Posted June 26, 2013 at 9:25 pm


Both Springer and Sandstorm sold in 1986, and both were car-to-helicopter Triple Changers.  Both were not great Triple Changers.  Springer was designed as a cartoon character first, like most of the new Transformers The Movie characters, and so his toy was kind of a robot who becomes this vague vehicle thing that's two vague vehicle things if you squint at it.  Sandstorm, on the other hand, was designed as an actual Triple Changer, more in line with the other four Triple Changers sold that year.  He's everything Springer's original toy wishes he could've been.

And now he IS Springer's toy.

When you've got two car-to-helicopter Triple Changers and Hasbro makes one of them, there's a good chance they're a headswap and a redeco away from making the other, especially when the other guy isn't nearly as well known, meaning you can take more liberties with his design.  But apparently Hasbro was all, yeah, okay, we could do that, but what if we also heavily retool him to give him different vehicle modes and a different transformation?  Like a boss?

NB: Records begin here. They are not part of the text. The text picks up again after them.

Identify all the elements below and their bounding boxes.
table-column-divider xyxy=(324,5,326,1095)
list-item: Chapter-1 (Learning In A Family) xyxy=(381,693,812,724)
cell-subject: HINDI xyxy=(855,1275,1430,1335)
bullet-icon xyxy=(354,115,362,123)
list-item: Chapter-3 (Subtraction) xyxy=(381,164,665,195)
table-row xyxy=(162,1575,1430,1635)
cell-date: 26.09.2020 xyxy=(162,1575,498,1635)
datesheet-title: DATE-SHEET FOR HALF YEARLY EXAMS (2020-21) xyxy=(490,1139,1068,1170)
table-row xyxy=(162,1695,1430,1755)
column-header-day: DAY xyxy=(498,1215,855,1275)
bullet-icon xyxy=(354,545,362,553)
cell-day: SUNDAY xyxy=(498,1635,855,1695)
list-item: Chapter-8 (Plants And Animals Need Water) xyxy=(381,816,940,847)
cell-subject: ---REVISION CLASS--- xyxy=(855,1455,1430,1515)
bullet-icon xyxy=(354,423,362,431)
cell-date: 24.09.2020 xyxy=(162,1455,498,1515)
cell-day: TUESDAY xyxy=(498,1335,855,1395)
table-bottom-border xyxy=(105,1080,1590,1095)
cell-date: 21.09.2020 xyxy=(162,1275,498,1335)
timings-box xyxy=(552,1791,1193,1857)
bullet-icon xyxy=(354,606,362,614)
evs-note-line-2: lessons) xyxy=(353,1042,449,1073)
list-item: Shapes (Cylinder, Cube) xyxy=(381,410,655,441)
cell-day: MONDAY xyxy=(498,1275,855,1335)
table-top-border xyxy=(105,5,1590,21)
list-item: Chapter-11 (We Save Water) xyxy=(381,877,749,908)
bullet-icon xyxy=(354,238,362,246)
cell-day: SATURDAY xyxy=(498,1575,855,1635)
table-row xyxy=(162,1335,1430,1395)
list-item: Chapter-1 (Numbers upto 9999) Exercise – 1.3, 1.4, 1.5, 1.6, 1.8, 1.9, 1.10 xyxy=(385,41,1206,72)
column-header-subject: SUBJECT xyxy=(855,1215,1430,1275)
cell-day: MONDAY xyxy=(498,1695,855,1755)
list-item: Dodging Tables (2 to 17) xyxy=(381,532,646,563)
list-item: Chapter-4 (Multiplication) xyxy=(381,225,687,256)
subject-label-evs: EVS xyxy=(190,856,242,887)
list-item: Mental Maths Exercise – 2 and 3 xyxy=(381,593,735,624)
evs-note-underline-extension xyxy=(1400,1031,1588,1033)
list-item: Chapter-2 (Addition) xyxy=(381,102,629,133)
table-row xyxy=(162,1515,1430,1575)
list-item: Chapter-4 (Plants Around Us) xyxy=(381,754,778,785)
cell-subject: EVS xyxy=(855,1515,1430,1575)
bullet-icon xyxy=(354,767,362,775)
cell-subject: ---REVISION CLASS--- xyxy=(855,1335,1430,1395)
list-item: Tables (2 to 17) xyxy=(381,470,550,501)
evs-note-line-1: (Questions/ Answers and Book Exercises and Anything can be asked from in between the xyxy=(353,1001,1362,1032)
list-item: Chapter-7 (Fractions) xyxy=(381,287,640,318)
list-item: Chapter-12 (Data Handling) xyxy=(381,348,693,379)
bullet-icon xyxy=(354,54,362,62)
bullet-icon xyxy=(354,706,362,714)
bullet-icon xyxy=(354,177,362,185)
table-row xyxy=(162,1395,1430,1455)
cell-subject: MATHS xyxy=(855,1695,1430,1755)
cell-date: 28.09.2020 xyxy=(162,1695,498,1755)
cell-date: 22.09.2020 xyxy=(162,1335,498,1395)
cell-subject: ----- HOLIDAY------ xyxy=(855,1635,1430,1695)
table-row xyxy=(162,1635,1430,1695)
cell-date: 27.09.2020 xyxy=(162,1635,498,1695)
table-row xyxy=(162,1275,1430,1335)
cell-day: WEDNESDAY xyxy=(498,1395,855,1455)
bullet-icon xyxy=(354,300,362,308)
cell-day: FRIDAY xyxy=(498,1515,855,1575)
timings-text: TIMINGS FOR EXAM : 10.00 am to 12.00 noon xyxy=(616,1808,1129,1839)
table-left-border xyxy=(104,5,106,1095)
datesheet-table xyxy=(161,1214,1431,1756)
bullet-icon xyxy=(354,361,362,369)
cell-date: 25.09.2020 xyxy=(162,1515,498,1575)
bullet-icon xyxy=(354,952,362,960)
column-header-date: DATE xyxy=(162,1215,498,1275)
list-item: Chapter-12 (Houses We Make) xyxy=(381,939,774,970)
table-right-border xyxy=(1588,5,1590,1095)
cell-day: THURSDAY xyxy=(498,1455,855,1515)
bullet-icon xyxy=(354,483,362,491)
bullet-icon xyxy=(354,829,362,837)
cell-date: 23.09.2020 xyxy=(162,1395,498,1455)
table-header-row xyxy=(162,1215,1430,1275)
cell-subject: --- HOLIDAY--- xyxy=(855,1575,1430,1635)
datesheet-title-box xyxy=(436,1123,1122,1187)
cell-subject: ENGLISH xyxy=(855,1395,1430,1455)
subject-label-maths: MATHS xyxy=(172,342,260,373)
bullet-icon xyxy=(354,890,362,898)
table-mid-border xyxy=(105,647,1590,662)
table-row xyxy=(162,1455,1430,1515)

At a glance, Sandstorm seems like he might be an entirely different toy.  Much of the toy's engineering and parts are the same, but between all the new parts and the strikingly different color scheme, they could be confused for different tooling entirely by casual buyers.  Sandstorm's land mode is now an offroad dunebuggy thing with a wire-frame bumper and oversized hind wheels, the latter of which flip to become VTOL engines for his new hovercraft mode (instead of the traditional helicopter mode).  You like his new hovercraft tailwings?  Well, they fold over to become his roof and armor up his windows in land vehicle mode.  The VTOL engines and the tailfins also change the robot mode's silhouette significantly.  All the new parts are used pretty efficiently.  You can fold the kibble that pops up behind his head if you want, and it fits snugly into his back, but I'm fine doing it the instructions way since I think of Sandstorm having kibble up over his head like on the original toy.

Like Springer, Sandstorm has a gun (a completely different one) that hooks up under his cockpit in ways unexplained by the instructions.  And also like Springer, you kind of have to start shoving stuff everywhere until you find the elusive groove that snaps into the elusive slot.  His gun has one firing missile instead of Springer's two, and because Sandstorm isn't a helicopter anymore, he doesn't come with the propeller sword either.  A trade-off for the awesome color scheme, I guess.

Sandstorm's traditional mustard-and-orange color scheme has been contrasted dramatically into a very visually grabbing yellow and orange.  He's hard to look away from, he's so pretty.  If I didn't have such a hard-on for Springer and Nick Roche, Sandstorm would be the best of the two just by virtue of his color scheme.  Even then, he and Springer are often neck-and-neck in my brain.